I do get bored tho at weddings with people going 'oh we are not getting them something off the list that is boring we are not boring'

it is not about you you narcississtic eejit it is about the couple

if you give them cash they can get champagne

unless you know them REALLY REALLY well and know that they would like this then fair enough

I went off list with my best friend and so did she, but only my best friend, cos I knew I could

DiscoDizzy Fri 01-Aug-08 22:07:28

Champagne sounds lovely IF you like it, I have lots of bottles stpred up because I don't like it.

If they've asked for money, why not just give it them. It doesn't matter how much you give them - the equivalent of 3 bottles of champagne perhaps.

Gobbledigook Fri 01-Aug-08 22:09:01

I'd be ecstatic to receive a bottle of Veuve Cliquot or Bolly, however, if they've asked for money I guess that's the best thing to do.

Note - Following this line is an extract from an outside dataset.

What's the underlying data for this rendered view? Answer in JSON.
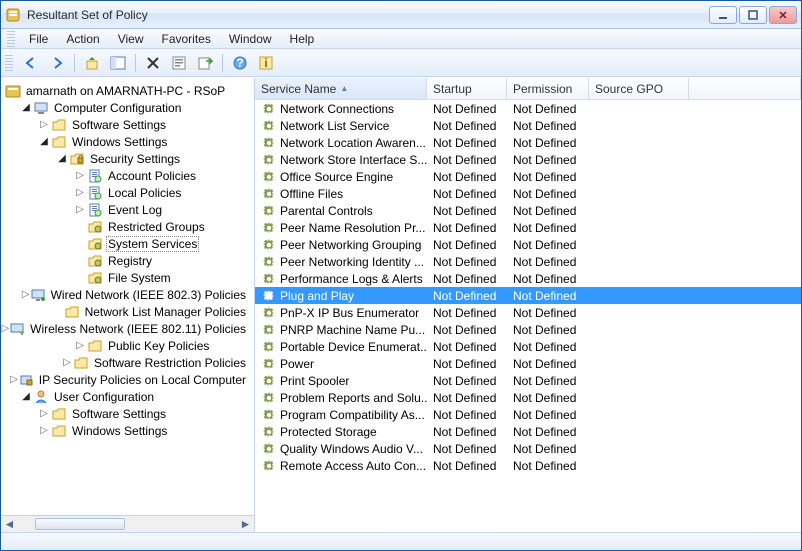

Gobbledigook Fri 01-Aug-08 22:09:20

DiscoDizzy - over here! I LOVE champagne!

DiscoDizzy Fri 01-Aug-08 22:10:12

grin

Lizzylou Fri 01-Aug-08 22:12:04

I'm with Capp
Only my BF went "off list"

somersetmum Fri 01-Aug-08 22:14:07

I don't see the problem with couples asking for cash. Times have changed and the majority will already be living together so, of course they will already have things.

Traditionally the happy couple provide a gift list. This is still asking for specific items and no-one has ever suggested that this is rude so why not give them cash?

And what about the couples who choose to donate all the cash to charity, because they genuinely do not need it? Do you think the charities will appreciate champagne?

I don't agree with the argument about knowing how much to give either. It is no different between choosing whether to buy a designer vase or a toaster (and there's nothing wrong with buying a toaster, so long as they don't have one grin). Decide how much you would have spent on a gift and give that amount.

littlelapin Fri 01-Aug-08 22:14:23

Message withdrawn at poster's request.

edam Fri 01-Aug-08 22:24:59

Ooh, gift lists were very controversial not that long ago... I remember agonised debates about whether we should have one and whether to include a note in the invites etc. etc. etc. Was thought by some to be jolly rude to have a list at all, let alone tell people about it. Because you should be jolly grateful for what you are given and not expect presents, IIRC.

These days no-one bats an eyelid at a wedding list. Cash is the new list!

expatinscotland Fri 01-Aug-08 22:32:37

I will always find it the height of bad taste to ask for cash in lieu of a gift.

Just bad form.

Get them a voucher.

littlelapin Fri 01-Aug-08 22:44:55

Message withdrawn at poster's request.

expatinscotland Fri 01-Aug-08 22:46:04

i just find it awful to a) assume people are beholden to get you a gift b) then say it has to be cash.

tbh, i've revised my original opinion, i'd get them booze, too.

or a book on manners.

GrinningGorilla Fri 01-Aug-08 22:47:49

If I ever got married I would ask for cash and when the guests walked in they would be given a safety pin to pin the note of choice to my wedding dress. What a fabulous idea....

Cappuccino Fri 01-Aug-08 22:49:20

by saying 'we would rather have this' you are not saying 'get me a gift you oiks'

and it is bad manners to go to a wedding without one anyway surely

I can't see what is wrong with cash personally. The whole idea of building a fecking dinner service out of your wedding day is odd imo

PeaMcLean Fri 01-Aug-08 22:50:07

We asked for cash so that we could go out and choose a painting. We'd been living together for long enough so if we didn't have enough towels and a kettle etc there was only us to blame. But the painting is still on our wall and always will be and I know all our friends clubbed together, in effect, to buy it. And we chose it together.

I'd hate to just contribute to a general "cash" pot though, it needs to be for something specific.

expatinscotland Fri 01-Aug-08 22:50:28

no one is saying go without a gift, Capp, jsut that it should be of the guests' chosing.